To All: May you have the gladness of Christmas which is hope; The spirit of Christmas which is peace; The heart of Christmas which is love. – Ada V. Hendricks
Well, the cookie swap and services were Christmas Eve Eve. There was no one there when we showed up. I hate it when I flake out like that. I marked the wrong date on my calendar, even after double-checking. I gave half of my cookies to my friend to take to a Christmas lunch she was attending and went into town for a steak & cheese at the local mom & pop. edit to add: At least it got me off of my butt to make a batch of spritz Christmas tree cookies.
Alone? No, my lovely SO is here with me, as is her little fur kid. Love them both. And i was able to talk briefly with my DIL & grandsons, and then had an extended phone call with one of my older brothers. But this is the first Christmas since the death of my son this past August. I have now outlived both my children, their mother, and my second wife. So, not alone in a physical sense, but feeling mighty lonely.

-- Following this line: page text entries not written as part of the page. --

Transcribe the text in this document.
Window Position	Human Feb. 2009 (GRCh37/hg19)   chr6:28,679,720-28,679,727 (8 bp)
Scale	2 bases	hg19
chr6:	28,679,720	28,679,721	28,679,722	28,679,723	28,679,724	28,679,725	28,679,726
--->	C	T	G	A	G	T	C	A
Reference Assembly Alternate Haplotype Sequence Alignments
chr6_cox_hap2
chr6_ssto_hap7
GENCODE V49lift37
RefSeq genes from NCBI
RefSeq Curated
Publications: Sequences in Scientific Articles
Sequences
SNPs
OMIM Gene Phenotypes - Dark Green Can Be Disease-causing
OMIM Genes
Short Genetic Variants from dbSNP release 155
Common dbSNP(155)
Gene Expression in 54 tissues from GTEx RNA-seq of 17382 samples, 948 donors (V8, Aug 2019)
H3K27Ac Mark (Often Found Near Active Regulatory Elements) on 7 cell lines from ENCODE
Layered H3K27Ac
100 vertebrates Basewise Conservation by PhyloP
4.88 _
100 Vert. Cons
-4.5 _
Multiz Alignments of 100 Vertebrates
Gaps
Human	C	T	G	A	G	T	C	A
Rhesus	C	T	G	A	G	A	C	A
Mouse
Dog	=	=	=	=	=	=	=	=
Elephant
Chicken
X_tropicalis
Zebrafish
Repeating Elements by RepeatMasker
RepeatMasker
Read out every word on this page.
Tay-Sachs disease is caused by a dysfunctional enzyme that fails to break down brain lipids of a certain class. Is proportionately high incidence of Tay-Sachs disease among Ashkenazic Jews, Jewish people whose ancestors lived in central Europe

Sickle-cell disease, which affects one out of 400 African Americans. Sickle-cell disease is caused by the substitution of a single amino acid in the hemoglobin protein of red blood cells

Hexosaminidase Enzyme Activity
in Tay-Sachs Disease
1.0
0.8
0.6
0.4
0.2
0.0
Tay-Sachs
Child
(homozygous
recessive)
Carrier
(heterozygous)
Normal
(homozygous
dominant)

I have not been alone on Christmas since I've been a senior. Although I didn't marry until I was 48, I was in my early 20s when I adopted a son as a single parent, but when he married and I moved to Texas, I had a few solitary Christmases. Then, once I became a paramedic, I usually volunteered to work the holidays so that married co-workers and employees could spend them with their families. As a paramedic, we were generally kept pretty busy over the holidays. I do know that it can be sad and lonely being alone on Christmas, in particular, probably more so the older we get, and I hope that I will never have to experience it.